Sermon – 20th December 2020

Sermons index

Fourth Sunday of Advent


Sunday 20th December 2020

Although we have been able to resume public worship not everyone is able to attend so the service was recorded and made available online as well as being played in church for those who chose to attend. That can be found here.

Advent 4
2 Samuel 7.1–11,16
Luke 1.26–38

Revd Preb Maureen Hobbs


Maureen Hoobs

“Travelling with Mary”

After the first reading from 2 Samuel:

ecause today we are focussing on Mary, the God-bearer, the mother of our Lord, I thought we might think on the journeys that Mary undertakes – real and metaphorical and how they might correspond to our own journeys.

Of course, in lockdown – or Tier 3- we haven’t been able to undertake many journeys this year! Not many of us have had the holidays or exotic travel we might have planned!

But before we get onto that, let’s just think about that reading from the second book of Samuel that Dave just gave us… (and as Chairman of our Fabric Committee, I am pleased he twigged my reasoning in suggesting that he might like to give us a reading all about the building [or not building!] of God’s house.)

David is concerned that – while he now has a stable home – a fixed base from which to rule, God – to whom he owes everything – has no permanent home. God is still sharing the nomadic existence and experience of his people. David’s motives are good, but God is not yet ready to tie himself down to just one place… maybe too the land – and therefore the nation – is not yet as secure as God intends it to be. So while David is free to enjoy his palace of cedarwood – and God repeats his promise, his covenant with David – that his descendants shall occupy the throne well into the future, God needs to be free to move among his people and for them to feel that he is always with them – not shut away in some Temple building.

It would in fact take many hundreds of years before God was ready to take his place once and for all among humanity and to do so in such a definitive way, that nothing would ever be the same again…

After the reading from the St Luke’s Gospel:

Wow! What a shock for a young girl – probably around the age of Milly, or not much older, to receive!  And the news the angel brought would mean her taking several journeys, both real and in her understanding of God’s purposes.

The first journey would be up into the hill country to visit cousin Elizabeth and her husband Zechariah. And there she would be recognised as the future mother of the Lord by Elizabeth… I doubt anything could have prepared either woman for the joy, excitement and terror they must both have been feeling!

And then there is that journey with Joseph to Bethlehem in the final month of her pregnancy… that can’t have been much fun!

Thankfully she had some time to rest and recover from the birth – it is likely that she and Joseph stayed on for some time with the new baby. He was, after all, visiting relatives in Bethlehem and no doubt there were plenty of people to offer advice to a brand new and inexperienced mother! And there was the short journey to Jerusalem to give thanks for the child at the Temple. Such a strange experience having those two old people prophesying over the tiny baby in her arms. That must have got her mind racing over what the future might hold for her son.

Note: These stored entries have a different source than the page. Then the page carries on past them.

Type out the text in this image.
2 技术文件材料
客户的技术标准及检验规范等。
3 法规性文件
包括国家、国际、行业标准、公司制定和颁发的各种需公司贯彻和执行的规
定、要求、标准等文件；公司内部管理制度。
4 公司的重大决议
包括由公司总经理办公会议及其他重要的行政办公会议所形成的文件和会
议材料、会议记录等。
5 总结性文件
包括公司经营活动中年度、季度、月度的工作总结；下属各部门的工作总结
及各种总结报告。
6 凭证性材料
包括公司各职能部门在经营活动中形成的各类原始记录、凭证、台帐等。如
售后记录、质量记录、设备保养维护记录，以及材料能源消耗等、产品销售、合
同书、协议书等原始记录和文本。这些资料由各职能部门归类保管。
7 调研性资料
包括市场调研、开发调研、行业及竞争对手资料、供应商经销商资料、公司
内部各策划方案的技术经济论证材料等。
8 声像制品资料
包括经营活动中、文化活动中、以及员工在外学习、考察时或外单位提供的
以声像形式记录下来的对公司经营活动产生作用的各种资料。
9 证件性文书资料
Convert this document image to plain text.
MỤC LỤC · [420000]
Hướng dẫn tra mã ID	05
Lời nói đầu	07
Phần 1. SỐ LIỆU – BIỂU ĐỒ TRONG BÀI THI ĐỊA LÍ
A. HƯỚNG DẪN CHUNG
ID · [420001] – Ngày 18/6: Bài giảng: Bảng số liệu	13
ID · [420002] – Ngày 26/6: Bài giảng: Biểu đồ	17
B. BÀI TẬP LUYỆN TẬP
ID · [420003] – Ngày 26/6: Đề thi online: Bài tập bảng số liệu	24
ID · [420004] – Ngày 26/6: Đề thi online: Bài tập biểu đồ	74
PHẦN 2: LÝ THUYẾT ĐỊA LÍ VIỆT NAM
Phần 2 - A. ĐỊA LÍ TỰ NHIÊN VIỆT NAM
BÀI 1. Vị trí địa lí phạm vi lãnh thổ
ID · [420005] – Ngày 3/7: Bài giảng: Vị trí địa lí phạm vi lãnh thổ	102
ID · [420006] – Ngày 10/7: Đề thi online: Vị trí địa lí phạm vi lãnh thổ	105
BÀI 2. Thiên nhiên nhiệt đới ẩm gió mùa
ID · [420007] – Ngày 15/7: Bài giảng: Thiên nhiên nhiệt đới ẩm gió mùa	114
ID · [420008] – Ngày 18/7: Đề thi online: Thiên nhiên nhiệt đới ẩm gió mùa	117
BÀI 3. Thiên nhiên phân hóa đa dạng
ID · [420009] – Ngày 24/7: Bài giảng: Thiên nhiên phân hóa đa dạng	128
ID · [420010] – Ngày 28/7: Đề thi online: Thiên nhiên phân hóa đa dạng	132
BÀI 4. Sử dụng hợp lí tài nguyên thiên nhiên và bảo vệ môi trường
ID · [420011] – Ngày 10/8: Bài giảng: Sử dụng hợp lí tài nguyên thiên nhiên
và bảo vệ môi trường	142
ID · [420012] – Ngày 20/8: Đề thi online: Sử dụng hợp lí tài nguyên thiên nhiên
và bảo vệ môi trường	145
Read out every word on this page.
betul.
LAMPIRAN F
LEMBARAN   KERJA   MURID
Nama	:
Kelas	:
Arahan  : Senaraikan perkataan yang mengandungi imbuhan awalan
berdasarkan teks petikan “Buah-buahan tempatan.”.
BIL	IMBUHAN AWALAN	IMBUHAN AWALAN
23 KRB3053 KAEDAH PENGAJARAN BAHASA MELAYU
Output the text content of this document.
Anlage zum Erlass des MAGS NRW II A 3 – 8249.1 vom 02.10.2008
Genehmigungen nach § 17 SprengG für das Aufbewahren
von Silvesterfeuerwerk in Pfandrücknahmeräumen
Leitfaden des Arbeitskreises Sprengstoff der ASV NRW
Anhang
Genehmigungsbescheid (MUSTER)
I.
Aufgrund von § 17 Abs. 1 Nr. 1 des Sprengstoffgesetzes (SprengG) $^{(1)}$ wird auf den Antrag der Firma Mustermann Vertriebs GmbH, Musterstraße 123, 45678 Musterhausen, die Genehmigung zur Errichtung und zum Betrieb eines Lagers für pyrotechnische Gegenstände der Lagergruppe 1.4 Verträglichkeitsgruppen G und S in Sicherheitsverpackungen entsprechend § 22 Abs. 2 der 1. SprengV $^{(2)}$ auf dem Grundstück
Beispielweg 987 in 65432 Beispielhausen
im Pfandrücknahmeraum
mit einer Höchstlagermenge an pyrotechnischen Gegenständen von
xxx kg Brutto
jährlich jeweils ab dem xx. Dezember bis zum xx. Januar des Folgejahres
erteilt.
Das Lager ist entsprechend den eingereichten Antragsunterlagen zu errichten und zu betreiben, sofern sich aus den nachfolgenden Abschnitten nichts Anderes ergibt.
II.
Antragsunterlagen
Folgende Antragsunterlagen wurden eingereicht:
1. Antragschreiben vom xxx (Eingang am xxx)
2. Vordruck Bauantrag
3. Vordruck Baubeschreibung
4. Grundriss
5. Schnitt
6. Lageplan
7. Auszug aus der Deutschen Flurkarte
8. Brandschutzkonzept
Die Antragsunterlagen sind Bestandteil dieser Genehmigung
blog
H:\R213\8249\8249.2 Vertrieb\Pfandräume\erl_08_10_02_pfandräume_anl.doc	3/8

But before long there was the flight into exile in a foreign land to escape the risk of Herod’s murderous intentions. Mary had then to become a refugee in Egypt for a year or two until it was safe for them to make it back to Nazareth.

And her child would lead her on many more journeys – what about the one when he was 12 – on the threshold of manhood in Jewish tradition. When she and Joseph took him to Jerusalem for one of the great religious festivals, only to discover that he had gone missing as they made their way home.

Thankfully they found him on that occasion, but Mary soon recognized that Jesus would never be just her son. She had to learn to share him with the whole world.

And eventually she had – along with all his followers, – to follow him to the cross. To witness his death – something no mother should ever have to do. That was a particularly hard journey. And I am sure the words of Simeon in the Temple came flooding back to her…

But she was not alone – there were his friends and followers and they stuck together and looked after her. And then came the day when she experienced the astonishing, amazing, wonderful reality of his resurrection – only to find that he was going on yet another journey as he ascended to heaven – returning to God… a journey on which she would eventually join him when her time came.

Legend has it that she later journeyed to Turkey, to Ephesus and lived there, but I cannot be sure about that one.

I do know however that all her travels began with that decision of a young girl to say “Yes” – to give her consent freely to  the Divine Purpose that was before her.

And each of us has a journey through life that we must make. We will not always find companions on the way – although most of us will have others with us at least some of the time. But each of us can make a decision to allow God into our lives; to direct our feet on the path; to say, along with Mary, “be it unto me according to your will.

This Christmas, try to believe that God has come to earth for your sake, to invite you on a journey, to persuade you that God is with you every minute of the day, and loves you more than anyone else could love. Then – even with the constraints of this year – you really will have a happy Christmas!